London, UK - Results of a randomized trial show a significant reduction in venous thromboembolism (VTE) events in stroke patients receiving the low-molecular-weight heparin (LMWH) enoxaparin (Lovenox, Sanofi-Aventis) vs unfractionated heparin (UFH), without a significant increase in clinically important bleeding.

These results, from the Prevention of VTE After Acute Ischemic Stroke with LMWH Enoxaparin (PREVAIL) study, presented previously at the American Society of Hematology 48th Annual Meeting and Exposition and more recently at the American Stroke Association International Stroke Conference 2007, are now published in the April 21, 2007 issue of the Lancet.

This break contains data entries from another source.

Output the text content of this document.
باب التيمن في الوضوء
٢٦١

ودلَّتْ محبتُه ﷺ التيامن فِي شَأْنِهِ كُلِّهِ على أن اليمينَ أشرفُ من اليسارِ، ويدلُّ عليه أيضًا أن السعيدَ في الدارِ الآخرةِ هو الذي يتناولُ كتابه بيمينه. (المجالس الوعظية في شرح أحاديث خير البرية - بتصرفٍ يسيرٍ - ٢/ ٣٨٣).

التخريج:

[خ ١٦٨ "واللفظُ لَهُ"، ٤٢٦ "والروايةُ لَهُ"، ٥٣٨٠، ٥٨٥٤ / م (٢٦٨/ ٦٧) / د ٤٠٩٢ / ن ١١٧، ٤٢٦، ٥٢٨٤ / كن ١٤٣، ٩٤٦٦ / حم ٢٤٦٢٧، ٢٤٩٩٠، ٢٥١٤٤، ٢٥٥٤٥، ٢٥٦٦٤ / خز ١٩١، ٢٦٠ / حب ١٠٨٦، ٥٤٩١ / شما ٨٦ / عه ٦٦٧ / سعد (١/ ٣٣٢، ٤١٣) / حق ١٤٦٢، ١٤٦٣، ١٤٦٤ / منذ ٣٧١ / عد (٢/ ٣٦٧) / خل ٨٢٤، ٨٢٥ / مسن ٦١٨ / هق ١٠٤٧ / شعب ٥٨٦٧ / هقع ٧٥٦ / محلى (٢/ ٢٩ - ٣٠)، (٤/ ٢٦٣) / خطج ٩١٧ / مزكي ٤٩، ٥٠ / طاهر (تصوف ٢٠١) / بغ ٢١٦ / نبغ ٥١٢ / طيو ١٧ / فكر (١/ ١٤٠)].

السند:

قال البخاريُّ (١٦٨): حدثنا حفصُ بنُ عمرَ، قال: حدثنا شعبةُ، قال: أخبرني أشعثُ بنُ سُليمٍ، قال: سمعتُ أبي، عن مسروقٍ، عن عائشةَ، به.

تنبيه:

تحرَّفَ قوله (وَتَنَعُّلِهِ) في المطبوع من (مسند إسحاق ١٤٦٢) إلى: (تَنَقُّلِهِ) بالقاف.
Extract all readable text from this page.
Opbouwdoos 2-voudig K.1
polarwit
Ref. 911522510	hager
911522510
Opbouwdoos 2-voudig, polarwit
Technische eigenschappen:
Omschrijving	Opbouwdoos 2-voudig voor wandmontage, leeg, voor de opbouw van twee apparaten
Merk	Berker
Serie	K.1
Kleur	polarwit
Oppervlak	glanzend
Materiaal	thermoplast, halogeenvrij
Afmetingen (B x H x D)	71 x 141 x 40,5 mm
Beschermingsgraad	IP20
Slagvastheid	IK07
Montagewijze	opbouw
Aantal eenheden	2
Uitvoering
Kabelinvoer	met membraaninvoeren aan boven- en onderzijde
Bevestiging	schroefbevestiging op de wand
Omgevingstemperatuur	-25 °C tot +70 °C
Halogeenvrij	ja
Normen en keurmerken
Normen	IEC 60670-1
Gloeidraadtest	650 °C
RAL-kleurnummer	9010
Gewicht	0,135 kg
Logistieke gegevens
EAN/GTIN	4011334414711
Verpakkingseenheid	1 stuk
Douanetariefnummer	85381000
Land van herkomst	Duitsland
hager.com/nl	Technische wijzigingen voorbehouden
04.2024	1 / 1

Dr David G Sherman (University of Texas Health Science Center, San Antonio) was principal investigator of the trial, which included patients from 15 countries.

"Enoxaparin is preferable to unfractionated heparin for venous thromboembolism prophylaxis in this high-risk medically ill population, in view of its better clinical benefits-to-risk ratio and convenience of once-daily administration," the authors conclude.

Patients with acute ischemic stroke are at increased risk for VTE events, including deep venous thrombosis (DVT) and pulmonary embolism (PE). Without prophylaxis, up to 75% of patients with hemiplegia after a stroke will develop DVT and 20% will develop PE, which is fatal in 1% to 2% of patients, the researchers write.

Prophylaxis with either LMWH or UFH is currently recommended in these patients. However, they write, "prophylactic regimens used for patients with stroke are quite varied, because many physicians remain uncertain about the best treatment, and data from studies with high numbers of patients are needed to resolve this issue."

PREVAIL was an open-label trial comparing the efficacy and safety of enoxaparin vs UFH in preventing VTE events in patients with acute ischemic stroke confirmed by CT who had sufficient paralysis that they were unable to walk unassisted.

A total of 1762 patients were enrolled within 48 hours of stroke symptom onset and randomized to receive either 40 mg daily of enoxaparin given subcutaneously or 5000 IU of heparin twice daily for 10 days plus or minus four days—depending on when the patient was able to be ambulated. They were followed for a period of 90 days. Patients were also stratified by stroke severity according to National Institutes of Health Stroke Scale (NIHSS) scores as severe (>14) and less severe (<14).

The primary efficacy end point was a composite of symptomatic or asymptomatic DVT and symptomatic or fatal PE during the treatment period. Safety end points included symptomatic intracranial bleeding, major extracranial bleeding, and all-cause mortality. To be included in the primary efficacy analysis, all patients must have undergone a venogram or other imaging; of the 1762 patients enrolled, 1335 were considered in the primary efficacy end point, 666 in the enoxaparin group and 669 in the unfractionated heparin group.

Results showed a 43% reduction in the primary end point (risk ratio 0.57; 95% CI 0.44-0.76; p=0.0001, adjusted for NIHSS score) with enoxaparin vs unfractionated heparin.

The reduction in the primary end point remained significant in those with both more and less severe strokes.

In terms of safety, the occurrence of any bleeding was similar between groups, and the composite of symptomatic intracranial hemorrhage (ICH) and major extracranial hemorrhage was "closely similar," the authors note. There was no difference in symptomatic ICH, but major extracranial bleeding was higher with enoxaparin. Most of these were gastrointestinal bleeding events, they add, and did not increase mortality.

In the past, treating physicians have had to make a choice at the beside, typically between heparin and a low-molecular-weight heparin—enoxaparin being the most commonly used low-molecular-weight heparin in the United States, Dr. Sherman noted when these results were first presented.

"Now, with the PREVAIL study, we have evidence from a single large study that shows, in a very powerful way, that enoxaparin is more effective in preventing clots than is unfractionated heparin. My suspicion is that many treating physicians, if not most or all, will select enoxaparin as their drug of choice for prevention of DVT and pulmonary embolus, as opposed to unfractionated heparin."